Fig. 25, la bordure communique largement avec l’axe V. Le couple axe V-bordure forme un ensemble continu délimitant deux espaces (de part et d’autre de la croix) où se déploient en toute liberté divers éléments discontinus.

Fig. 26, tous les éléments en relief sont fusionnés avec la bordure (de même pour le socle). Cette œuvre peut être considérée comme étant formée d'un seul ensemble continu avec la bordure et se déployant selon les axes primaire et secondaires (dans le disque, mais aussi dans le socle).
Fig. 27, elle est tout à fait semblable à la précédente. Cette représentation dérive du monogramme (voir au dessus); plus que les lettres IHS, elle forme un ensemble d’éléments continus avec la bordure qui se déploie sur le fond du disque (pontillés) qui est discontinu.




De la même façon on peut lire les Fig. 28 à 32.
Les rapports continu-discontinu sont communs à des œuvres extrêmement variées (Fig. 25 à 32); dans ce dialogue la qualité des pleins et des vides qui se mettent mutuellement en valeur peut ne pas être quelconque (Fig. 1 à 17).

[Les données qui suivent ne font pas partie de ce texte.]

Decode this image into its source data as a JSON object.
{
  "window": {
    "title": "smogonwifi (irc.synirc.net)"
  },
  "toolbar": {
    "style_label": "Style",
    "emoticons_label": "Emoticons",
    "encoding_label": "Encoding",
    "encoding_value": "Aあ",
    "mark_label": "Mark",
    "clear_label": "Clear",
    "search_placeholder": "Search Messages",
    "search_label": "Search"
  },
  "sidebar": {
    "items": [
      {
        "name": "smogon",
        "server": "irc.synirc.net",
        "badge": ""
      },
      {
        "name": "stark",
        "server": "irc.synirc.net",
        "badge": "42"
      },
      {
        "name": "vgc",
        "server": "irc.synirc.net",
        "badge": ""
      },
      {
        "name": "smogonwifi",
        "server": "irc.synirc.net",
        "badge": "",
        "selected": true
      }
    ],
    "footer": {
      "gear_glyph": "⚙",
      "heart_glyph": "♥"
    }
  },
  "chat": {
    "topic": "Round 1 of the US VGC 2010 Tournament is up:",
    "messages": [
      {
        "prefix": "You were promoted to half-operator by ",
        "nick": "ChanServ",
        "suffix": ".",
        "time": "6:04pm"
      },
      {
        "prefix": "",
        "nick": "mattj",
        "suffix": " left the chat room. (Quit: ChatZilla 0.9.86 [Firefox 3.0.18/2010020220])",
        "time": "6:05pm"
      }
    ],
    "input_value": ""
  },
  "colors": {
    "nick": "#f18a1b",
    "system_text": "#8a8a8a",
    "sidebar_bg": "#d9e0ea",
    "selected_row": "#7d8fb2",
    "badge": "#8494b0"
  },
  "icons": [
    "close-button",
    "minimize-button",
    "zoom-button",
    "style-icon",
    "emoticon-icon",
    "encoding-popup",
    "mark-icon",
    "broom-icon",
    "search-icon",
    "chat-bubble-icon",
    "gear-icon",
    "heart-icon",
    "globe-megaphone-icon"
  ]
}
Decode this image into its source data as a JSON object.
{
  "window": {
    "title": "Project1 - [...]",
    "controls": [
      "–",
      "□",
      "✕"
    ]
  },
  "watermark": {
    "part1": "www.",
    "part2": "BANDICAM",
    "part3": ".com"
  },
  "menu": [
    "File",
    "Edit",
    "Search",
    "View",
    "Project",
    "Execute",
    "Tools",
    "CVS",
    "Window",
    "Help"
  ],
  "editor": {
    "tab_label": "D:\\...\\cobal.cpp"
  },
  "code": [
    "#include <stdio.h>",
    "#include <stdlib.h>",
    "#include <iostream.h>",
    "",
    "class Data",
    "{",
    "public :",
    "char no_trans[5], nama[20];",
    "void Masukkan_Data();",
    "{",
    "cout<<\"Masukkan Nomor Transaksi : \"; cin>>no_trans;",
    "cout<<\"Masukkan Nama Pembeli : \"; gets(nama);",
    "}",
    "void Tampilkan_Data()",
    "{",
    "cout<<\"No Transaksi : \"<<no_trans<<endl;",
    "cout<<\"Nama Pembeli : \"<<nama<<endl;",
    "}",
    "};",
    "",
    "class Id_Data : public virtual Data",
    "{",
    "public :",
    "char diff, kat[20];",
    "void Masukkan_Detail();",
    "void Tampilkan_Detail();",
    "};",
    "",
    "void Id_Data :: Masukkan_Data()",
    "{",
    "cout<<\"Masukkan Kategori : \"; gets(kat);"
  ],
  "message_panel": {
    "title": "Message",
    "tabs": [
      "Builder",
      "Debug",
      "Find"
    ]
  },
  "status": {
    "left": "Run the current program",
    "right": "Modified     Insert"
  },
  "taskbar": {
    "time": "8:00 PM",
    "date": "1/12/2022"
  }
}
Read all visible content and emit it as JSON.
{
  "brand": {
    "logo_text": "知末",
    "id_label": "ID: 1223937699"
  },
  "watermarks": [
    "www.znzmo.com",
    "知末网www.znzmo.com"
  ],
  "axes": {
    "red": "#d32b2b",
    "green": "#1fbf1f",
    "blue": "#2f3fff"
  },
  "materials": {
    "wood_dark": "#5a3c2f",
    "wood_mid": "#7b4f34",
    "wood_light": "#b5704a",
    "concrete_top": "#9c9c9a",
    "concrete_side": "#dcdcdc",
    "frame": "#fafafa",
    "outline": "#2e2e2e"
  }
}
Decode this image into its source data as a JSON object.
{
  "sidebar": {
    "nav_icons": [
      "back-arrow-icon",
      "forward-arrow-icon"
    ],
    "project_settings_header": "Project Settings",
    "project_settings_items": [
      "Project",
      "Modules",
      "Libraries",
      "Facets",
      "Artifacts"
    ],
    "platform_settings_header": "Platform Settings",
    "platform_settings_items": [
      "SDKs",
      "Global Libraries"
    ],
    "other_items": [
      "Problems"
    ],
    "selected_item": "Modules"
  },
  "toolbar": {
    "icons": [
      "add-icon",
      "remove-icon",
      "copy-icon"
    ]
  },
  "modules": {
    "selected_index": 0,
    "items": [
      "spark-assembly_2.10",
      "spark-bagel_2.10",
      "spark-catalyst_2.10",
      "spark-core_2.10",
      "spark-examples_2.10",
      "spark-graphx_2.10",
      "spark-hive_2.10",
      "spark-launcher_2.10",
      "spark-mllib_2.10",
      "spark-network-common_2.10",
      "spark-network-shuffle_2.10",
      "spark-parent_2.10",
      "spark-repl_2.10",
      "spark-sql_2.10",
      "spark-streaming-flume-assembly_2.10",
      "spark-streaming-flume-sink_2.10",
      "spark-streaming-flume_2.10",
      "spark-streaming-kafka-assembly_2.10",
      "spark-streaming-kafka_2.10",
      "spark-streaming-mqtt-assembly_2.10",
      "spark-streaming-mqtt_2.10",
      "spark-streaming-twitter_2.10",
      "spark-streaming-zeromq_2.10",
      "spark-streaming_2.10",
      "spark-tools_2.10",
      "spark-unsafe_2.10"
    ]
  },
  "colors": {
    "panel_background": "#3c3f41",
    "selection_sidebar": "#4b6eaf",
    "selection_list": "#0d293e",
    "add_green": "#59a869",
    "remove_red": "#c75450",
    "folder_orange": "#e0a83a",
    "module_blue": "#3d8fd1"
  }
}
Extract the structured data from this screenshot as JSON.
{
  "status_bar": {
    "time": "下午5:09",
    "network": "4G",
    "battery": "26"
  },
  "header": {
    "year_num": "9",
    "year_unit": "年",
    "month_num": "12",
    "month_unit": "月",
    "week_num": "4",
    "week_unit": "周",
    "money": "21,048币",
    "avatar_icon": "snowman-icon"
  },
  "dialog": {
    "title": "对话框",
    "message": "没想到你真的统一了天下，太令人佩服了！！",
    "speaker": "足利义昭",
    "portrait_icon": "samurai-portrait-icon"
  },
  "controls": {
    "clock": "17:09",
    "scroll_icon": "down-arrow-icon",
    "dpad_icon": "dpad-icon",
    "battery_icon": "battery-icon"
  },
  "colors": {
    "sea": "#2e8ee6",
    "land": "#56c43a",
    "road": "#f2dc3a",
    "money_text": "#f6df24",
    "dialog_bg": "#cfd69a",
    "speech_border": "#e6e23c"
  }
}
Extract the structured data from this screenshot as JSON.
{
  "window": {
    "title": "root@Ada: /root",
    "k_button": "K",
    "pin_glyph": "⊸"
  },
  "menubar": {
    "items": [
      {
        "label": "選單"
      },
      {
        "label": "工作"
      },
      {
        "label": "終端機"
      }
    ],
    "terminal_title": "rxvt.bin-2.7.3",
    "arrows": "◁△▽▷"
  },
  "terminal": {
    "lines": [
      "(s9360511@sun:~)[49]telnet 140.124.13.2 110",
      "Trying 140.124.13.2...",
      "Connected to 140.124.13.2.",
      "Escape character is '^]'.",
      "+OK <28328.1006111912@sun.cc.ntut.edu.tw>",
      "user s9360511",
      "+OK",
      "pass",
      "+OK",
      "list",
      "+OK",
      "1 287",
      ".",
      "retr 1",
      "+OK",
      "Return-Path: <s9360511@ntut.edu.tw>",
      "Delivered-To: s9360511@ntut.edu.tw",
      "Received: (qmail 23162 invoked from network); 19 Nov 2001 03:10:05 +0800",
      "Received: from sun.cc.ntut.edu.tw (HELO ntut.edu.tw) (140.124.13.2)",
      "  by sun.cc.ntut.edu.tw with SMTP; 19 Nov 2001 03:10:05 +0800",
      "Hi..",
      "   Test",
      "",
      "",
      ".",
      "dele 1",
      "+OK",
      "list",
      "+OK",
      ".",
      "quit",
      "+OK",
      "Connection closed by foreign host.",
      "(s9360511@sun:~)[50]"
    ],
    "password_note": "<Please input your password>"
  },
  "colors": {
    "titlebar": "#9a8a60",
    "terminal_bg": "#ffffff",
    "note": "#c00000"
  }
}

C- Un monde où les références n'ont guère d’importance
Avant d’être des représentations «objectives» d’éléments donnés (rosaces, croix, fleurs de lys…), la stèle est un langage plastique. Plus qu'une mise en scène d'espace structuré (axes, régions…), la stèle est un rapport de structures continues-discontinues auquel le soleil donne vie grâce au jeu plein-vide (c’est-à-dire à la technique du champ-levé). A San Martin de Unx (Fig. 29 par exemple),


plus que l’indication de la région 0, de la base de quatre et des axes V et H, c’est ce type de rapport qui s’impose. De même en Soule (Fig. 28), Basse-Navarre (Fig. 31) et Labourd (Fig. 32).


Dans ce contexte, les systèmes de représentation (les symboles chrétiens par exemple) tendent à être confondus et agglutinés, ou au contraire éclatés, dans un espace qui privilégie les rapports entre continuité et discontinuité. Les vieux maîtres ne sont pas des naïfs qui jouent inconsciemment de la règle et du compas. Dans la figure 25, l’ensemble croix-bordure forme un seul bloc qui contraste avec la grande liberté de traitement des autres éléments (voir Fig. 20, 21). 


Fig. 32, le groupe continu bordure-axes V et H (et donc croix) contraste avec la légèreté et la liberté des éléments discontinus sur la base de quatre. Fig. 30 et 31 plus qu’une simple addition d’éléments ces œuvres sont des dialogues entre ensembles cohérents, continus, et un fond évidé, discontinu (voir Fig. 26 et 28).

Dans ce type d’univers, qu’elle est la valeur intrinsèque de chaque représentation? Que «représente» une stèle? Que signifie par exemple l’abondance des croix et surtout de celles du type illustré Fig. 10 A et B? Plus qu’un monde chrétien la stèle est un monde christianisé. 


Derrière chaque croix on trouve très vite: les axes V et H avec leurs propriétés essentielles ; les régions 9-3-12 et la région 6 ; les rapports entre les pleins et les vides (les bras des croix du type 10 A rappellent avec insistance les triangles aux côtés courbes des Fig. 2, 13…) ; les rapports de continuité et de discontinuité.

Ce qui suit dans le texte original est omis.